With a couple of steppers, you could rig up a quick small X,Y table to bolt on the mill. (semi-automatic) CNC. Even if the travel would be small, the rest could be done with the aid of the DRO and table


----------



## BAH101 (Jan 22, 2011)

Why not say "Made from Aircraft grade aluminum", that would make it "Fly" off the shelves :big:


----------



## kcmillin (Jan 22, 2011)

Thanks Guys. 

Kevin, I like your router Idea. I have done this with wood a long time ago, but those letters were recessed into the wood. How would I make a template for raised letters? Currently my brain is telling me that it would take multiple templates, and even then I am not sure. The space between the letters is the same size as the end mill, so a bushing would make it even bigger. 

When I setup the DRO to mill the rounded parts of the R and C, I used a max cut parameter of .010. This made 42 way points for 1/4 of a circle with a .225" radius. Once I was done I checked the part with a 60X jewelers magnifying glass, I could barely make out the jaggedness. I was moving both handles at a time, as to create a more smooth surface. I am going to try to increase the max cut, this will decrease the amount time spent pushing buttons, I wish I had a foot switch option on my DRO. If I can get the time down to an hour and a half I would be happy. 

I have been dreaming of owning a CNC machine for quite some time. I am hoping this adventure will create some investment capitol, in which I can put towards CNC. I like the idea of a dedicated x-y table for CNC, but I am really more interested in a turn key unit, like the ones on the LMS web site. I still find making a CNC machine to be a little intimidating, with all that is necessary to purchase, and then make all the bracketry, plus software license and machine, It is worth it for me to spend the extra money for a ready to use unit. I still want my manual machine to be manual.
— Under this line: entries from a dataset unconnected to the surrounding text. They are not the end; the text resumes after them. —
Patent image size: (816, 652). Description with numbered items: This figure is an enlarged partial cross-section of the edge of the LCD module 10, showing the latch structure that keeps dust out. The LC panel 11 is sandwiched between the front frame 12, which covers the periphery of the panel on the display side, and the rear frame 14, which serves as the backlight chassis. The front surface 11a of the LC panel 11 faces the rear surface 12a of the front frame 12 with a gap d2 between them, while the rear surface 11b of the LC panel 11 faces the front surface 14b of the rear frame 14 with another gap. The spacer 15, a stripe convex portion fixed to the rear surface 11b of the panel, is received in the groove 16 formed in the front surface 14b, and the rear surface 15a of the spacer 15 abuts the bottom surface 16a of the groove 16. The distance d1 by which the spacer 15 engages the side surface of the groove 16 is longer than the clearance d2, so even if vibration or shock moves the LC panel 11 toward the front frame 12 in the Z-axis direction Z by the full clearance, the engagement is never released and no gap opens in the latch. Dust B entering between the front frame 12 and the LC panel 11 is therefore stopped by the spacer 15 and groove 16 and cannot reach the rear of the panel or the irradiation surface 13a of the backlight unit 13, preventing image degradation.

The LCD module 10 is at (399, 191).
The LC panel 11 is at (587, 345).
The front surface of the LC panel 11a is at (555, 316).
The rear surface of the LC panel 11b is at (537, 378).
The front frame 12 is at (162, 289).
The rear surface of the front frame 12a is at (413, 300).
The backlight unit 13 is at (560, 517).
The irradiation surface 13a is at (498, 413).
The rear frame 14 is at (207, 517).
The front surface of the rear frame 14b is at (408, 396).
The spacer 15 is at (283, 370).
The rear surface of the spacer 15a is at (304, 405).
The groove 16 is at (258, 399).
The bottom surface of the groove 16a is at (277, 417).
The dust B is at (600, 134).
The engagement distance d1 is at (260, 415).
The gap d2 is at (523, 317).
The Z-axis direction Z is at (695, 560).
So converting it is out of the question.

Kel


----------



## RonGinger (Jan 22, 2011)

CNC is clearly the way to make these kinds of letters. I suspect it would take me less than 10 minutes to generate the code and probably only 10-15 minutes to run one in aluminum.

I like the KX1 mill from LMS. After I made the agreement to run the seminar at Cabin Fever I got looking close at the machine and wound up buying one for myself, even though I have a bigger Jet knee mill that is CNC. It is a very well built machine and runs right out of the box.

I am now working on a plan to run a class at the CNC workshop in June that would involve a group purchase of mills and conversion kits and during the week we would build and test the machines. We are planning on just 10 slots in the class. Details are still open, but it might be a way to spend 4 day, get a CNC machine and attend many other seminars on CNC. I will post details here when they are developed.


----------



## mklotz (Jan 22, 2011)

Kel,

If you can't see the scallops under 60X magnification, I'd say you're using too fine a step size. 90/42 = 2.14 deg. Open it up to five deg and your step count will be reduced to 90/5 = 18.

BTW, good onya for demonstrating that one doesn't need a CNC setup to do a one/few-off job(s).


----------